The film doesn’t hold back on the racism Robinson faced. There’s the point in the film where he is forced to leave town in the middle of the night during spring training because a mob is coming. The Philadelphia Phillies manager taunts Robinson mercilessly during a game, showing how difficult it was for Robinson to hold back while others spewed racism.
But the film is full of hero worship. Robinson, his wife, and the Dodgers’ general manager who signed Robinson onto the team are almost portrayed as saintly. It’s easy to tell who is good and who is bad, and there aren’t many people who fall in a gray area.
What else can you expect?
It would have been surprising if the movie had made Robinson into a more rounded character. Most of the people are somewhat one-dimensional. The audience just needs to complete the simple task of placing a character in the good or bad category. Probably the most well-rounded character is the Dodgers general manager, whose motivation for integration in baseball is sometimes murky. Is it because he is a Methodist? Or is it because he wants to make more money? A third explanation he gives is that he feels remorse for not helping the cause sooner.
The general manager is a lot more intriguing as a character than Robinson.
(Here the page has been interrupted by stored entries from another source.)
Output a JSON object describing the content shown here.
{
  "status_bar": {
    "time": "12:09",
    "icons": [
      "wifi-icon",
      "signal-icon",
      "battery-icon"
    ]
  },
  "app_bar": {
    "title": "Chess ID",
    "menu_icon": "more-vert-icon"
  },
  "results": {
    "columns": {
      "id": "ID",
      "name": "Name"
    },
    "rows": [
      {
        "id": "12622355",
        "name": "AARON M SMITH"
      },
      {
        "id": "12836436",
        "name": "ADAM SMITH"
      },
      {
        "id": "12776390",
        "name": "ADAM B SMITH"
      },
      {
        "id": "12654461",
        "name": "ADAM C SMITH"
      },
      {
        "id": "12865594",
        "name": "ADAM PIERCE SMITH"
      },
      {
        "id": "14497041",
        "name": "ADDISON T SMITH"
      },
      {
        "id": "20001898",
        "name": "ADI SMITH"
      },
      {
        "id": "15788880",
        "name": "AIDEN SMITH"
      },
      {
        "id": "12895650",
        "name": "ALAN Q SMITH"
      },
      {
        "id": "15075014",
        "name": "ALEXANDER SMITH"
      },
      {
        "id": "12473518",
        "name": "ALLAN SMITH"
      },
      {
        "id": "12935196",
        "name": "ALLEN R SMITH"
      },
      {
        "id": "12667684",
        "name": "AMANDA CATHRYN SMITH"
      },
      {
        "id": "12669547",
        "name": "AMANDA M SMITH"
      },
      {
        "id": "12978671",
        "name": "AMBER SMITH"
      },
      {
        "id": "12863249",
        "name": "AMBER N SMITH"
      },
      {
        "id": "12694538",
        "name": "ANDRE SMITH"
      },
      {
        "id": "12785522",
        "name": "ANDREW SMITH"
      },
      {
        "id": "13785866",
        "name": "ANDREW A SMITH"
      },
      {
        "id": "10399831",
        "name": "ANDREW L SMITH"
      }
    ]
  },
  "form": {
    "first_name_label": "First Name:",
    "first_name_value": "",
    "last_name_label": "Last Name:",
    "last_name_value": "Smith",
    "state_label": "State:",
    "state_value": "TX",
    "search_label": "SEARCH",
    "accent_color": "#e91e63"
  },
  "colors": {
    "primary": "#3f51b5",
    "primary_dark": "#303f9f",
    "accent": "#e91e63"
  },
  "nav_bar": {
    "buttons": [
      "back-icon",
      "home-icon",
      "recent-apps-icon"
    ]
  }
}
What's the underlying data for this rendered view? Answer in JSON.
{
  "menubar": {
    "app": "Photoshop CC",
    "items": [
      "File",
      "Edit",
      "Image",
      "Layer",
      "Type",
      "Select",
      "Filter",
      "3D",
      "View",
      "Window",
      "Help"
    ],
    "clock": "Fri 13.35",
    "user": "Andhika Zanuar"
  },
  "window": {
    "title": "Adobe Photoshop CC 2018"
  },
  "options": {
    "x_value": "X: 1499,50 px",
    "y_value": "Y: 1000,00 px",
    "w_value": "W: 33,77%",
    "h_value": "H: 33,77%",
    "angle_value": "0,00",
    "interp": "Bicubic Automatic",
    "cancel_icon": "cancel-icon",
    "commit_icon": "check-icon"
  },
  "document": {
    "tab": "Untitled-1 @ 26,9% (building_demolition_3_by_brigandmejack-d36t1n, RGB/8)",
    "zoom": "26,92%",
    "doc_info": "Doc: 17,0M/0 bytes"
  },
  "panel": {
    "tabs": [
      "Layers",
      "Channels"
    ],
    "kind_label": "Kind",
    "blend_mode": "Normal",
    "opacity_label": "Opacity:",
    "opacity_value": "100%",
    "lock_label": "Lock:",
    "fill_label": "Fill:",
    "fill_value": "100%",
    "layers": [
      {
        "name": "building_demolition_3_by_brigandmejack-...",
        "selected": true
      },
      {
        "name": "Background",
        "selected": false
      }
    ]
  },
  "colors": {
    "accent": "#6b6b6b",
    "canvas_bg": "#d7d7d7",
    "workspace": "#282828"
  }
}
That’s what happens with hero worship — we end up stripping away some of the more interesting aspects.
But in 42, it works to have an unambiguous story. The movie is as American as apple pie. It has an easy premise to understand and is accessible for any age group. It speaks to our beliefs and doesn’t challenge them.
Isn’t that what baseball, the national pastime, is all about?
With a film like this, I wouldn’t expect anything else.